The two things worth staring at

First: none of this was visible to any individual. That’s not a failure of attention; it’s the shape of the problem. AI-session friction is chronic and minor, so it never triggers a postmortem, and it evaporates when the session ends. Each of us had absorbed our share and moved on. The ranking (this pattern costs the team most) only exists in the aggregate view, and the aggregate view only exists because the entries were comparable: same schema, same small set of root-cause labels, every claim citing a dated session. This is the aggregation idea at the center of the guide this post accompanies, and it’s the part we most wanted to test on ourselves.

Second: the agents didn’t blame anyone, including themselves, loosely. The entries follow two rules that turned out to matter more than we expected. Friction items describe the gap and what it cost, never who caused it: no names, no “X’s brief.” And “the agent made a mistake” is a residual label, only used when the inputs were genuinely adequate, which is exactly why the 38% figure got our attention: it survived that discipline. The result read like a good retro contribution: specific, evidence-cited, blameless, and slightly embarrassing for everyone equally.

What the room decided

We decided to act on all three of the proposed actions, each at the altitude it named. The “confirm live branch and PR state before mutating” rule goes into each repo’s agent docs, a documentation fix for the eight-session theme. The pre-push hook that runs the CI-equivalent build and tests goes into the repos that got burned by partial checks, an environment fix, so it doesn’t depend on anyone remembering. And the testing-convention doc that was “flagged the day before and never written” is being written, with the crash that slipped through as its worked example.

No grand reorganization, no new process: three ticket-sized fixes with owners. The modesty is deliberate: the whole bet of this practice is that small fixes, aimed at the right level and actually checked next cycle, compound. Whether these three stick is precisely what the next brief’s adoption check will tell us; the same mechanism that caught us last time will be grading us on it.

It’s early days, and we’re saying so plainly. But we walked out of that retro more interested in our own working patterns than we’ve been in a while — and a little competitive with a colleague who doesn’t even get tired.

The honest footnotes

This is our first synthesized brief, weeks of data, not months, so we’re treating the rankings as attention allocation, not accounting. The costs in the entries are the agent’s own estimates and are marked as such.
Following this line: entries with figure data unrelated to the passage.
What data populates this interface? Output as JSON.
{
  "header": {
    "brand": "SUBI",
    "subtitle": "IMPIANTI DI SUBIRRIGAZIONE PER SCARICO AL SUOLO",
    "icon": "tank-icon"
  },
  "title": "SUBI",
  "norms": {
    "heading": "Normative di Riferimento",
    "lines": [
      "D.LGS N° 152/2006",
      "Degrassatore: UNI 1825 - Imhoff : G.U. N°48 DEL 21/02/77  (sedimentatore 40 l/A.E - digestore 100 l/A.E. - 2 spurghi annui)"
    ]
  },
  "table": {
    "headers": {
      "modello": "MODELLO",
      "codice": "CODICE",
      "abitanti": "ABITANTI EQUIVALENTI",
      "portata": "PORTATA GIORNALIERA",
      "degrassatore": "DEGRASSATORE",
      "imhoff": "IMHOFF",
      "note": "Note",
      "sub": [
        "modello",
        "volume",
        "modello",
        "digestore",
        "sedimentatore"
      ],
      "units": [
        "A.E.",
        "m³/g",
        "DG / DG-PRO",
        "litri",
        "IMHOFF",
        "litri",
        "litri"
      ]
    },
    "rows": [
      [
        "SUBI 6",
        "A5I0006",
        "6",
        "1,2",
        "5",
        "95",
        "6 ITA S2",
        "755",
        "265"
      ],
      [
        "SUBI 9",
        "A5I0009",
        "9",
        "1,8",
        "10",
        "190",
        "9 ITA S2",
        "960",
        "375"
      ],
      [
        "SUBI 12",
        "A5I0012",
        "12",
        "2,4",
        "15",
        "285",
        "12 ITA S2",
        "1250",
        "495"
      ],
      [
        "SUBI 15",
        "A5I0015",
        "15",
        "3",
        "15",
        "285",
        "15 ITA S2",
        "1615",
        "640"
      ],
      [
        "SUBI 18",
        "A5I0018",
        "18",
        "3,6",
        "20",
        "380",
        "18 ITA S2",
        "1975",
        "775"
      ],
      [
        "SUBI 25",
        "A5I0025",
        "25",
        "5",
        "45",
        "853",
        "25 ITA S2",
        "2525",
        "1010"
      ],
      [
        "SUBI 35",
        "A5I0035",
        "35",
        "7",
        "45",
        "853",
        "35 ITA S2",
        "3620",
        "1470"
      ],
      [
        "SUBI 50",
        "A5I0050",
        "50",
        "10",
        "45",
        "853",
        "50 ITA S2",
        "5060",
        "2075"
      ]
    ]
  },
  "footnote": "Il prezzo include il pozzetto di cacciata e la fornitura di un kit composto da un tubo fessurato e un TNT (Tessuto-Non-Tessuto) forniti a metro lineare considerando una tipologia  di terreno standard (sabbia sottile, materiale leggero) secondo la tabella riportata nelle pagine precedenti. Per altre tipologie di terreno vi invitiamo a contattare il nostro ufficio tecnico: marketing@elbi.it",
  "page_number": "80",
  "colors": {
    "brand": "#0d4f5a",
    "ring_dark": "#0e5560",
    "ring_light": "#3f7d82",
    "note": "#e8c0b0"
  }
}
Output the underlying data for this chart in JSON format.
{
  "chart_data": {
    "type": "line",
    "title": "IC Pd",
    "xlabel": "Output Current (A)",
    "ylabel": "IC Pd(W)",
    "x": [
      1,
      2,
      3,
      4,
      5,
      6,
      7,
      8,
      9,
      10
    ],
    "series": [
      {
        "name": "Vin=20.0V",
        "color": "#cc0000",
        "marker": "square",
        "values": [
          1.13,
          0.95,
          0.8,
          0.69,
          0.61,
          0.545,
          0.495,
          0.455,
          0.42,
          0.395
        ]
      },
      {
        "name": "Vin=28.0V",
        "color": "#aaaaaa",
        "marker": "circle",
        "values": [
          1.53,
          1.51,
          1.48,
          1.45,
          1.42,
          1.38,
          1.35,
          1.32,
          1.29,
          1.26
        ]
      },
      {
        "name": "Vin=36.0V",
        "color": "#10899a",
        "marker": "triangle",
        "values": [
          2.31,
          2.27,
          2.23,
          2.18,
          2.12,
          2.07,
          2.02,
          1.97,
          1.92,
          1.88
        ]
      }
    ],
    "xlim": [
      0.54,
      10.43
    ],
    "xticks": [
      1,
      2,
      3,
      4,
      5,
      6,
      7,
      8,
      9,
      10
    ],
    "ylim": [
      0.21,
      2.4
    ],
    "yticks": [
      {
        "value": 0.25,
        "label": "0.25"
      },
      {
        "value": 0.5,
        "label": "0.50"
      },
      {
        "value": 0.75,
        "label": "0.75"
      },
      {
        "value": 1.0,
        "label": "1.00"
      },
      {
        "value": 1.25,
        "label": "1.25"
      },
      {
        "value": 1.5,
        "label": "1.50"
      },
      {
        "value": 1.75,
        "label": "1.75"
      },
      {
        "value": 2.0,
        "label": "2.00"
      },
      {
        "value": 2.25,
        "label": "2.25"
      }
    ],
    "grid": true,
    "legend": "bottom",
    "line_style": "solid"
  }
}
The practice’s harder claims (that labels stay consistent between raters, that the trend line actually bends after fixes land) are experiments we’re running rather than assumptions we’re making, and we’ll publish what they say either way.

But the core payoff already showed up: a set of patterns nobody on the team could see individually, ranked, evidenced, and filed into the ceremony where the people who own the fixes were already sitting. Rahul Garg’s Feedback Flywheel includes in its cadence list “an agenda item in the existing sprint retrospective: what worked with AI this sprint?” We can now report that the agenda item is considerably more interesting when your AI teammates file their own items.

Try it on your own team

Everything we used is free and documented in the guide: how the entries work, the root-cause labels, the never-log rules (no secrets, no customer data, and never anything that identifies a person), and the facilitator’s 15-minute agenda item, plus the two skills that implement the capture and synthesis ends. It works with any capable agent and a text file; our product is one place the results can land, not a requirement.

Next cycle, the brief’s adoption check will tell us whether we actually wrote that testing doc this time. We’ll let you know. So will they.